Ekofeminisme sebagai teori dan gerakan, menolak pemisahan antara isu lingkungan dan struktur sosial. Dalam ekofeminisme, patriarki dan kebijakan pembangunan yang dominan merupakan akar yang sama di balik eksploitasi alam dan marginalisasi kaum perempuan. Dalam konteks banjir Sumatera, pola ini menjadi jelas ketika melihat bagaimana keputusan politik selama puluhan tahun lebih mengutamakan pertumbuhan ekonomi melalui komodifikasi sumber daya alam, ketimbang menjaga keseimbangan ekosistem dan melindungi komunitas rentan. Ketika politik lingkungan bergeser ke logika kapitalisme ekstraktif, suara perempuan, terutama di komunitas adat dan kelompok marjinal, sering tidak terdengar dalam perumusan kebijakan mitigasi ataupun adaptasi bencana.

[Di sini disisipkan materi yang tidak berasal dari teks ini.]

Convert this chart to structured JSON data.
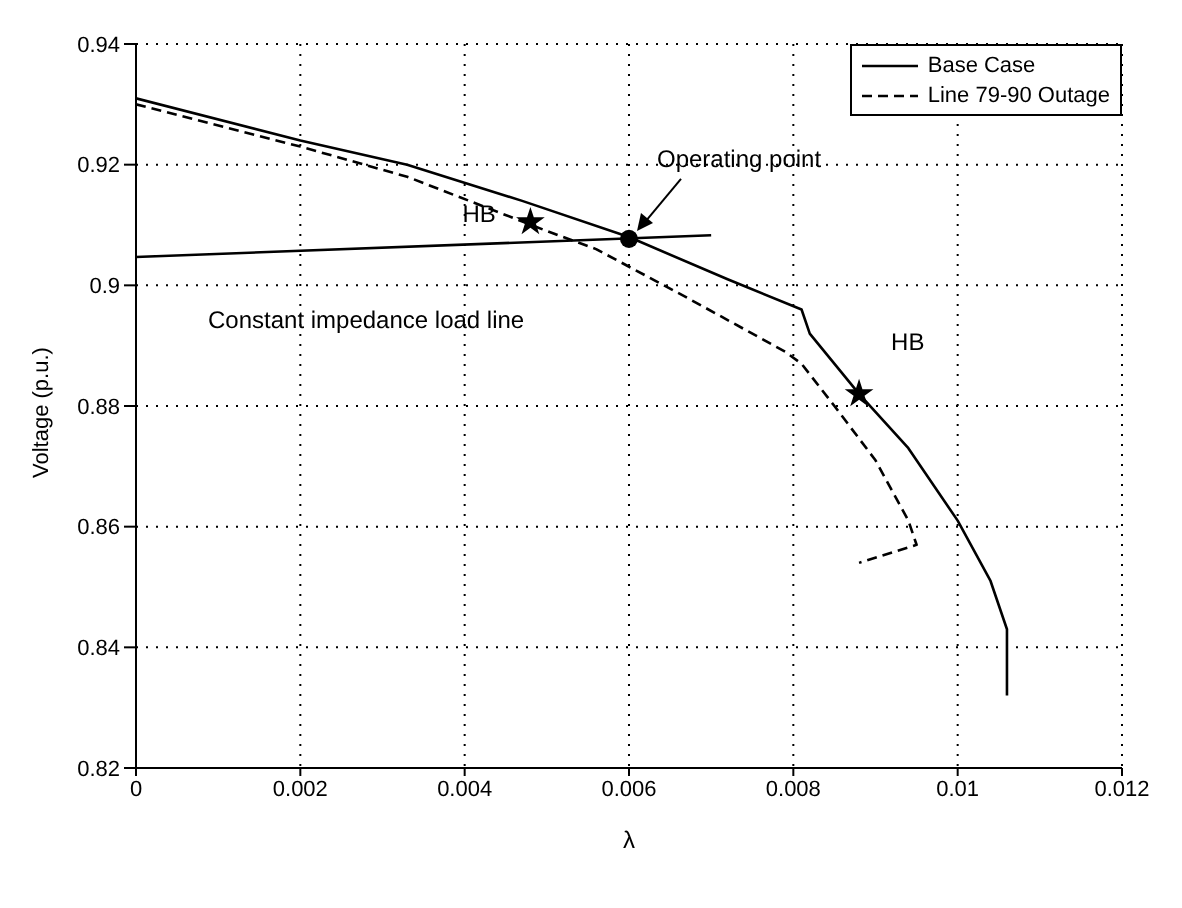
{
  "chart_data": {
    "type": "line",
    "xlabel": "λ",
    "ylabel": "Voltage (p.u.)",
    "xlim": [
      0,
      0.012
    ],
    "xticks": [
      0,
      0.002,
      0.004,
      0.006,
      0.008,
      0.01,
      0.012
    ],
    "ylim": [
      0.82,
      0.94
    ],
    "yticks": [
      0.82,
      0.84,
      0.86,
      0.88,
      0.9,
      0.92,
      0.94
    ],
    "grid": true,
    "legend": "top right",
    "series": [
      {
        "name": "Base Case",
        "color": "#000000",
        "line_style": "solid",
        "marker": "none",
        "x": [
          0,
          0.002,
          0.0033,
          0.0047,
          0.006,
          0.0072,
          0.0081,
          0.0082,
          0.0088,
          0.0094,
          0.01,
          0.0104,
          0.0106,
          0.0106
        ],
        "values": [
          0.931,
          0.924,
          0.92,
          0.914,
          0.908,
          0.901,
          0.896,
          0.892,
          0.882,
          0.873,
          0.861,
          0.851,
          0.843,
          0.832
        ]
      },
      {
        "name": "Line 79-90 Outage",
        "color": "#000000",
        "line_style": "dashed",
        "marker": "none",
        "x": [
          0,
          0.002,
          0.0033,
          0.005,
          0.0056,
          0.0067,
          0.0079,
          0.0081,
          0.0085,
          0.009,
          0.0094,
          0.0095,
          0.0088
        ],
        "values": [
          0.93,
          0.923,
          0.918,
          0.909,
          0.906,
          0.898,
          0.889,
          0.887,
          0.88,
          0.871,
          0.861,
          0.857,
          0.854
        ]
      },
      {
        "type": "line",
        "color": "#000000",
        "line_style": "solid",
        "marker": "none",
        "x": [
          0,
          0.007
        ],
        "values": [
          0.9047,
          0.9083
        ]
      },
      {
        "type": "scatter",
        "color": "#000000",
        "marker": "star",
        "x": [
          0.0048,
          0.0088
        ],
        "values": [
          0.9105,
          0.882
        ]
      },
      {
        "type": "scatter",
        "color": "#000000",
        "marker": "circle",
        "x": [
          0.006
        ],
        "values": [
          0.9077
        ]
      }
    ],
    "annotations": [
      {
        "text": "HB",
        "x": 0.0048,
        "y": 0.9105
      },
      {
        "text": "Operating point",
        "x": 0.006,
        "y": 0.9077
      },
      {
        "text": "HB",
        "x": 0.0088,
        "y": 0.882
      },
      "Constant impedance load line"
    ]
  }
}
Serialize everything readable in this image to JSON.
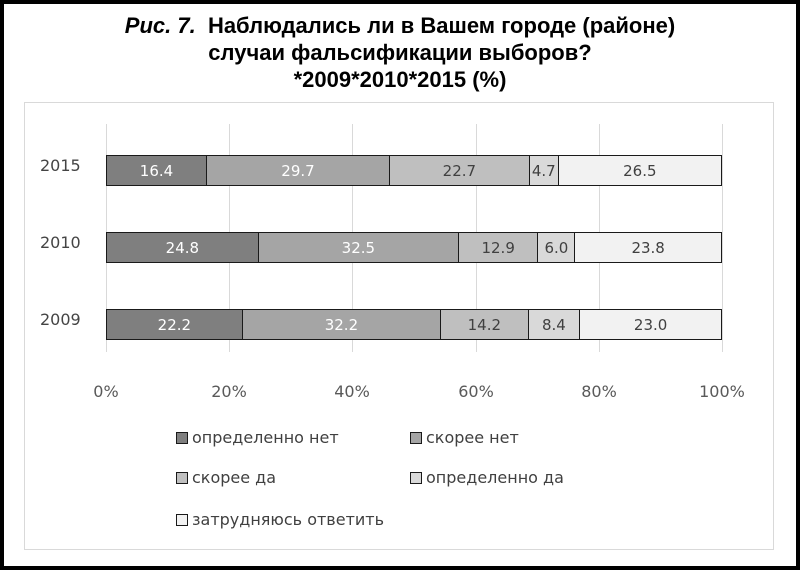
{
  "title": {
    "figure_label": "Рис. 7.",
    "line1": "Наблюдались ли в Вашем городе (районе)",
    "line2": "случаи фальсификации выборов?",
    "line3": "*2009*2010*2015 (%)"
  },
  "colors": {
    "definitely_no": "#7f7f7f",
    "rather_no": "#a5a5a5",
    "rather_yes": "#bfbfbf",
    "definitely_yes": "#d9d9d9",
    "hard_to_say": "#f2f2f2"
  },
  "chart_data": {
    "type": "bar",
    "orientation": "horizontal",
    "stacked": "percent",
    "title": "Рис. 7. Наблюдались ли в Вашем городе (районе) случаи фальсификации выборов? *2009*2010*2015 (%)",
    "categories": [
      "2015",
      "2010",
      "2009"
    ],
    "series": [
      {
        "name": "определенно нет",
        "values": [
          16.4,
          24.8,
          22.2
        ]
      },
      {
        "name": "скорее нет",
        "values": [
          29.7,
          32.5,
          32.2
        ]
      },
      {
        "name": "скорее да",
        "values": [
          22.7,
          12.9,
          14.2
        ]
      },
      {
        "name": "определенно да",
        "values": [
          4.7,
          6.0,
          8.4
        ]
      },
      {
        "name": "затрудняюсь ответить",
        "values": [
          26.5,
          23.8,
          23.0
        ]
      }
    ],
    "x_ticks": [
      "0%",
      "20%",
      "40%",
      "60%",
      "80%",
      "100%"
    ],
    "xlim": [
      0,
      100
    ],
    "xlabel": "",
    "ylabel": "",
    "grid": "vertical",
    "legend_position": "bottom",
    "data_labels": true
  },
  "axis": {
    "x_ticks": [
      "0%",
      "20%",
      "40%",
      "60%",
      "80%",
      "100%"
    ],
    "y_labels": [
      "2015",
      "2010",
      "2009"
    ]
  },
  "bars": [
    {
      "year": "2015",
      "segments": [
        "16.4",
        "29.7",
        "22.7",
        "4.7",
        "26.5"
      ],
      "values": [
        16.4,
        29.7,
        22.7,
        4.7,
        26.5
      ]
    },
    {
      "year": "2010",
      "segments": [
        "24.8",
        "32.5",
        "12.9",
        "6.0",
        "23.8"
      ],
      "values": [
        24.8,
        32.5,
        12.9,
        6.0,
        23.8
      ]
    },
    {
      "year": "2009",
      "segments": [
        "22.2",
        "32.2",
        "14.2",
        "8.4",
        "23.0"
      ],
      "values": [
        22.2,
        32.2,
        14.2,
        8.4,
        23.0
      ]
    }
  ],
  "legend": [
    {
      "label": "определенно нет"
    },
    {
      "label": "скорее нет"
    },
    {
      "label": "скорее да"
    },
    {
      "label": "определенно да"
    },
    {
      "label": "затрудняюсь ответить"
    }
  ]
}
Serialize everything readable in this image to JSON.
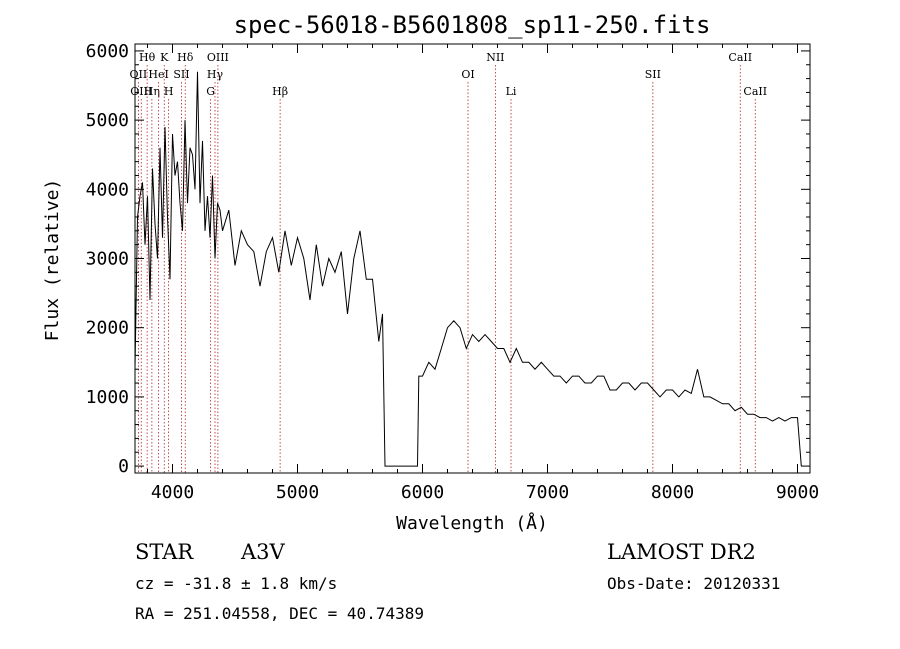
{
  "chart_data": {
    "type": "line",
    "title": "spec-56018-B5601808_sp11-250.fits",
    "xlabel": "Wavelength (Å)",
    "ylabel": "Flux (relative)",
    "xlim": [
      3700,
      9100
    ],
    "ylim": [
      -100,
      6100
    ],
    "x_ticks": [
      4000,
      5000,
      6000,
      7000,
      8000,
      9000
    ],
    "y_ticks": [
      0,
      1000,
      2000,
      3000,
      4000,
      5000,
      6000
    ],
    "grid": false,
    "series": [
      {
        "x": [
          3700,
          3720,
          3740,
          3760,
          3780,
          3800,
          3820,
          3840,
          3860,
          3880,
          3900,
          3920,
          3940,
          3960,
          3980,
          4000,
          4020,
          4040,
          4060,
          4080,
          4100,
          4120,
          4140,
          4160,
          4180,
          4200,
          4220,
          4240,
          4260,
          4280,
          4300,
          4320,
          4340,
          4360,
          4380,
          4400,
          4450,
          4500,
          4550,
          4600,
          4650,
          4700,
          4750,
          4800,
          4850,
          4900,
          4950,
          5000,
          5050,
          5100,
          5150,
          5200,
          5250,
          5300,
          5350,
          5400,
          5450,
          5500,
          5550,
          5600,
          5650,
          5680,
          5700,
          5710,
          5800,
          5900,
          5960,
          5970,
          6000,
          6050,
          6100,
          6150,
          6200,
          6250,
          6300,
          6350,
          6400,
          6450,
          6500,
          6550,
          6600,
          6650,
          6700,
          6750,
          6800,
          6850,
          6900,
          6950,
          7000,
          7050,
          7100,
          7150,
          7200,
          7250,
          7300,
          7350,
          7400,
          7450,
          7500,
          7550,
          7600,
          7650,
          7700,
          7750,
          7800,
          7850,
          7900,
          7950,
          8000,
          8050,
          8100,
          8150,
          8200,
          8250,
          8300,
          8350,
          8400,
          8450,
          8500,
          8550,
          8600,
          8650,
          8700,
          8750,
          8800,
          8850,
          8900,
          8950,
          9000,
          9030
        ],
        "y": [
          1400,
          3600,
          3900,
          4100,
          3200,
          3900,
          2400,
          4300,
          3500,
          3000,
          4600,
          3300,
          4900,
          3600,
          2700,
          4800,
          4200,
          4400,
          3800,
          3400,
          5000,
          3800,
          4600,
          4500,
          4000,
          5700,
          3800,
          4700,
          3400,
          3900,
          3300,
          4200,
          3000,
          3800,
          3700,
          3400,
          3700,
          2900,
          3400,
          3200,
          3100,
          2600,
          3100,
          3300,
          2800,
          3400,
          2900,
          3300,
          3000,
          2400,
          3200,
          2600,
          3000,
          2800,
          3100,
          2200,
          3000,
          3400,
          2700,
          2700,
          1800,
          2200,
          0,
          0,
          0,
          0,
          0,
          1300,
          1300,
          1500,
          1400,
          1700,
          2000,
          2100,
          2000,
          1700,
          1900,
          1800,
          1900,
          1800,
          1700,
          1700,
          1500,
          1700,
          1500,
          1500,
          1400,
          1500,
          1400,
          1300,
          1300,
          1200,
          1300,
          1300,
          1200,
          1200,
          1300,
          1300,
          1100,
          1100,
          1200,
          1200,
          1100,
          1200,
          1200,
          1100,
          1000,
          1100,
          1100,
          1000,
          1100,
          1050,
          1400,
          1000,
          1000,
          950,
          900,
          900,
          800,
          850,
          750,
          750,
          700,
          700,
          650,
          700,
          650,
          700,
          700,
          0
        ]
      }
    ],
    "line_markers": [
      {
        "name": "Hθ",
        "wavelength": 3797,
        "row": 1
      },
      {
        "name": "OII",
        "wavelength": 3727,
        "row": 2
      },
      {
        "name": "OIII",
        "wavelength": 3750,
        "row": 3
      },
      {
        "name": "Hη",
        "wavelength": 3835,
        "row": 3
      },
      {
        "name": "K",
        "wavelength": 3934,
        "row": 1
      },
      {
        "name": "HeI",
        "wavelength": 3889,
        "row": 2
      },
      {
        "name": "H",
        "wavelength": 3969,
        "row": 3
      },
      {
        "name": "SII",
        "wavelength": 4072,
        "row": 2
      },
      {
        "name": "Hδ",
        "wavelength": 4102,
        "row": 1
      },
      {
        "name": "OIII",
        "wavelength": 4363,
        "row": 1
      },
      {
        "name": "Hγ",
        "wavelength": 4340,
        "row": 2
      },
      {
        "name": "G",
        "wavelength": 4305,
        "row": 3
      },
      {
        "name": "Hβ",
        "wavelength": 4861,
        "row": 3
      },
      {
        "name": "NII",
        "wavelength": 6583,
        "row": 1
      },
      {
        "name": "OI",
        "wavelength": 6364,
        "row": 2
      },
      {
        "name": "Li",
        "wavelength": 6708,
        "row": 3
      },
      {
        "name": "SII",
        "wavelength": 7843,
        "row": 2
      },
      {
        "name": "CaII",
        "wavelength": 8542,
        "row": 1
      },
      {
        "name": "CaII",
        "wavelength": 8662,
        "row": 3
      }
    ]
  },
  "info": {
    "object_class": "STAR",
    "subclass": "A3V",
    "survey": "LAMOST DR2",
    "velocity": "cz = -31.8 ± 1.8 km/s",
    "obs_date": "Obs-Date: 20120331",
    "coords": "RA = 251.04558, DEC =  40.74389"
  }
}
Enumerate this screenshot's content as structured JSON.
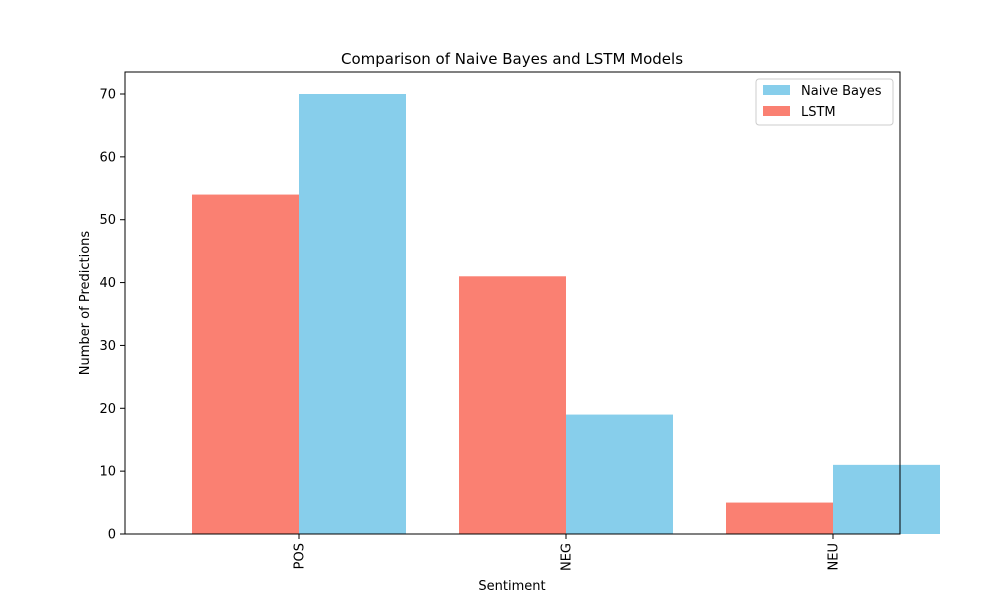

Kerusakan hutan dalam skala besar telah diperkuat oleh temuan media dan organisasi independen. Data menunjukkan bahwa ribuan hektar hutan di tiga provinsi terdampak lenyap dalam beberapa tahun terakhir, dan pemerintah telah mulai menyelidiki keterlibatan perusahan dalam deforestasi yang memperburuk banjir. Kebijakan tambahan yang memperparah situasi adalah kurangnya responsif gender dalam penanggulangan bencana.

Kebijakan tambahan yang memperparah situasi adalah kurangnya responsif gender dalam penanggulangan bencana. Menteri Pemberdayaan Perempuan dan Perlindungan Anak (PPPA), menegaskan tentang pentingnya kebijakan responsif gender yang menempatkan perempuan sebagai agen utama dalam mitigasi dan pemulihan bencana. Pernyataan ini menyoroti bahwa perempuan bukan hanya korban, mereka justru sering menjadi pilar tangguh dalam proses pemulihan setelah bencana besar terjadi. Namun, rekomendasi kebijakan ini kerap kali hanya mengisi ruang diskusi tanpa memengaruhi kebijakan utama yang mengatur tata guna lahan, investasi industri besar, atau bahkan izin lingkungan yang lebih dulu menciptakan fragilitas ekologis.

Ekofeminisme lahir dan berangkat dari pertemuan dua gagasan besar, ekologi (ecology) dan feminisme (feminism). Secara etimologis, ekologi mempelajari relasi antar makhluk hidup, ataupun hubungan timbal baliknya dengan ekosistem, dan lingkungan. Ekologi menempatkan kehidupan sebagai satu kesatuan yang saling terhubung, di mana kerusakan pada satu unsur akan berdampak pada keseluruhan sistem. Sementara itu, feminisme lahir sebagai kesadaran, dan gerakan untuk melawan penindasan, subordinasi, dan eksploitasi terhadap perempuan yang dilegitimasi oleh struktur sosial, budaya, ekonomi, dan politik yang patriarkal.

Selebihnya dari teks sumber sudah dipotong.